Ce ne sont pas vraiment vos affaires, n’est-ce pas, Potter ?

Disparu le 14 janvier dernier, dans les premiers jours d’une année qui paraît déjà interminable, Alan Rickman était bien connu pour ses rôles de méchant cabotin, faux terroriste et vrai malfrat, dans le monumental Die Hard (1988, John McTiernan), son interprétation du sheriff de Nottingham en roue libre dans le navrant Robin des Bois, Prince des voleurs (1990, Kevin Reynolds), ou du délicieux colonel Brandon dans le remarquable Raison et sentiments (1995, Ang Lee), ou, entre autres, du touchant Harry dans le très (trop ?) sucré Love actually (2003, Richard Curtis). Mais Alan Rickman, homme de théâtre tout autant que de cinéma, était surtout adulé pour avoir donné ses traits au professeur Severus Rogue dans les adaptations des romans de J.K Rowling consacrés à Harry Potter.
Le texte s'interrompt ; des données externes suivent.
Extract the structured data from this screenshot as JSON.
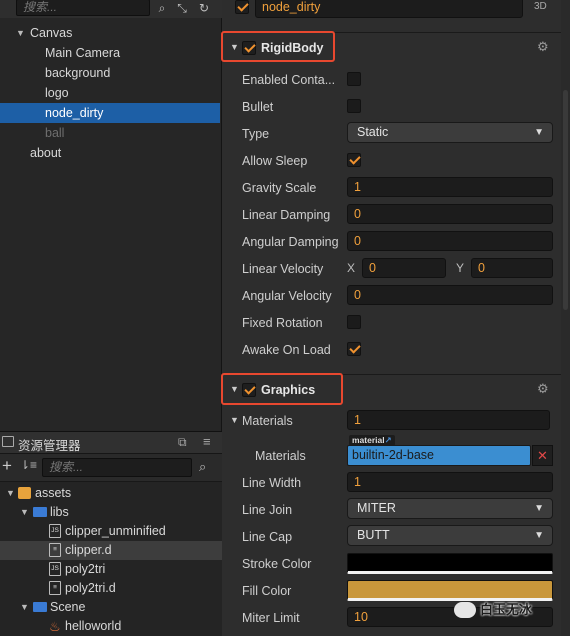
{
  "hierarchy": {
    "search_placeholder": "搜索...",
    "items": [
      {
        "label": "Canvas"
      },
      {
        "label": "Main Camera"
      },
      {
        "label": "background"
      },
      {
        "label": "logo"
      },
      {
        "label": "node_dirty"
      },
      {
        "label": "ball"
      },
      {
        "label": "about"
      }
    ]
  },
  "assets_panel": {
    "title": "资源管理器",
    "search_placeholder": "搜索...",
    "items": [
      {
        "label": "assets",
        "icon": "assets-folder-icon"
      },
      {
        "label": "libs",
        "icon": "folder-icon"
      },
      {
        "label": "clipper_unminified",
        "icon": "js-file-icon"
      },
      {
        "label": "clipper.d",
        "icon": "file-icon"
      },
      {
        "label": "poly2tri",
        "icon": "js-file-icon"
      },
      {
        "label": "poly2tri.d",
        "icon": "file-icon"
      },
      {
        "label": "Scene",
        "icon": "folder-icon"
      },
      {
        "label": "helloworld",
        "icon": "scene-icon"
      }
    ]
  },
  "inspector": {
    "node_name": "node_dirty",
    "mode_label": "3D",
    "rigidbody": {
      "title": "RigidBody",
      "enabled_contact_label": "Enabled Conta...",
      "enabled_contact": false,
      "bullet_label": "Bullet",
      "bullet": false,
      "type_label": "Type",
      "type_value": "Static",
      "allow_sleep_label": "Allow Sleep",
      "allow_sleep": true,
      "gravity_scale_label": "Gravity Scale",
      "gravity_scale": "1",
      "linear_damping_label": "Linear Damping",
      "linear_damping": "0",
      "angular_damping_label": "Angular Damping",
      "angular_damping": "0",
      "linear_velocity_label": "Linear Velocity",
      "linear_velocity_x_label": "X",
      "linear_velocity_x": "0",
      "linear_velocity_y_label": "Y",
      "linear_velocity_y": "0",
      "angular_velocity_label": "Angular Velocity",
      "angular_velocity": "0",
      "fixed_rotation_label": "Fixed Rotation",
      "fixed_rotation": false,
      "awake_on_load_label": "Awake On Load",
      "awake_on_load": true
    },
    "graphics": {
      "title": "Graphics",
      "materials_label": "Materials",
      "materials_count": "1",
      "material_tag": "material",
      "material_item_label": "Materials",
      "material_value": "builtin-2d-base",
      "line_width_label": "Line Width",
      "line_width": "1",
      "line_join_label": "Line Join",
      "line_join": "MITER",
      "line_cap_label": "Line Cap",
      "line_cap": "BUTT",
      "stroke_color_label": "Stroke Color",
      "stroke_color": "#000000",
      "fill_color_label": "Fill Color",
      "fill_color": "#c9973b",
      "miter_limit_label": "Miter Limit",
      "miter_limit": "10"
    }
  },
  "watermark": "白玉无冰",
  "colors": {
    "accent": "#f0922f",
    "selection": "#1d5fa6",
    "highlight_box": "#e8482f"
  }
}
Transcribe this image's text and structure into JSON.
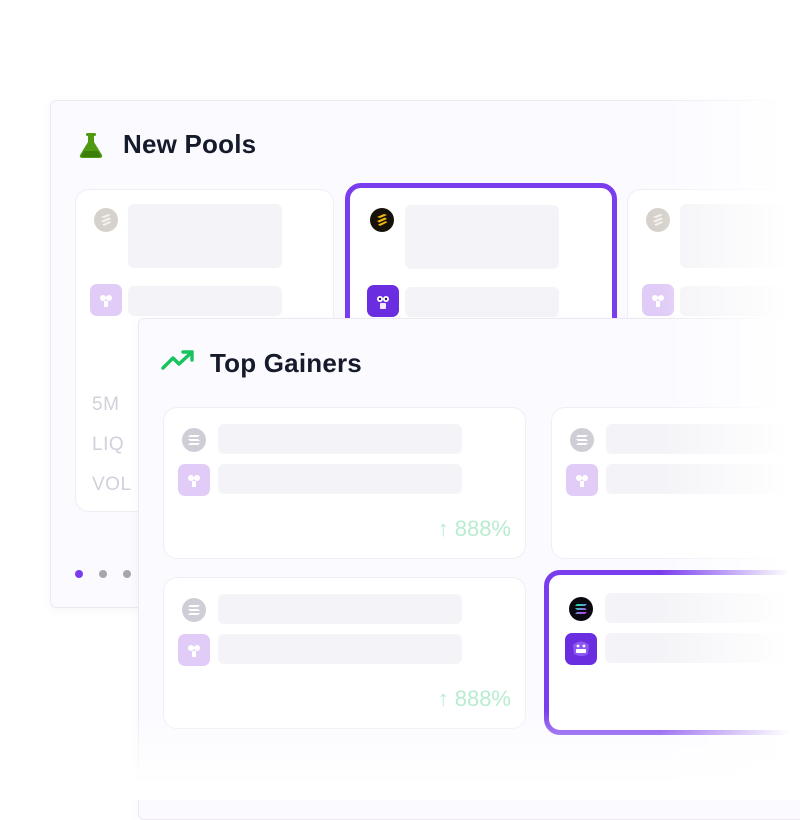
{
  "new_pools": {
    "title": "New Pools",
    "icon": "flask-icon",
    "metrics": [
      "5M",
      "LIQ",
      "VOL"
    ],
    "carousel": {
      "pages": 3,
      "active": 0
    }
  },
  "top_gainers": {
    "title": "Top Gainers",
    "icon": "trending-up-icon",
    "gains": [
      "888%",
      "888%"
    ],
    "gain_arrow": "↑"
  },
  "colors": {
    "accent": "#7a3ded",
    "title": "#151b2b",
    "gain": "#b8ecd0",
    "flask": "#4f9a11",
    "trend": "#17c45b",
    "dot_active": "#7a3ded",
    "dot_inactive": "#a7a6ad"
  },
  "icons": {
    "chain_bnb": "bnb-chain-icon",
    "chain_solana": "solana-chain-icon",
    "token": "token-avatar-icon"
  }
}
Ce cher Hans, toujours impeccable
Ce cher Hans, toujours impeccable
Un sheriff échevelé
Un sheriff échevelé

Visage blafard, cheveux gras et œil torve, Rickman s’était métamorphosé pour incarner le parfaitement antipathique professeur Rogue de la saga, et c’est donc pendant huit films qu’il fut l’adversaire quotidien du jeune magicien et de ses condisciples de la maison Gryffondor. Odieux, injuste, arrogant, violent, méchant à la limite de la perversité, Severus Rogue a été l’homme que des dizaines de millions de lecteurs puis de spectateurs ont adoré détester. Rien ne semblait pouvoir le racheter jusqu’à ce qu’il soit révélé qu’il était, en réalité, un agent double agissant au plus haut niveau de l’organisation ennemie, au service de celui que les lâches n’osaient pas nommer.

Un professeur sévère, mais sévère
Un professeur sévère, mais sévère

Récits d’initiation, romans d’aventures puis films d’action, les sept épisodes de la série fantastique décrivent aussi une magistrale opération de renseignement, au cours de laquelle un maître-espion, le professeur Dumbledore, manipule un agent double, homme de l’ennemi ayant changé de camp et navigant dans des eaux de plus en plus dangereuses. Traître ou héros infiltré, Rogue donne ainsi une leçon de double-jeu en agissant au sein des réseaux de Voldemort, et J.K Rowling décrit parfaitement une opération de longue haleine, d’autant plus complexe et dangereuse que les enjeux en sont écrasants.

Opération secrète s’il en est, la présence de Rogue auprès du Seigneur des ténèbres n’est initialement connue que de Dumbledore, selon la bonne vieille règle du cloisonnement. Même après avoir été informé de l’opération, Potter reste suspicieux à l’égard de celui qui n’a cessé de s’en prendre à lui depuis son arrivée à Poudlard et qui, de surcroît, protège éhontément Drago Malefoy, une des plus belles têtes-à-claques de l’histoire de la littérature pour adolescent.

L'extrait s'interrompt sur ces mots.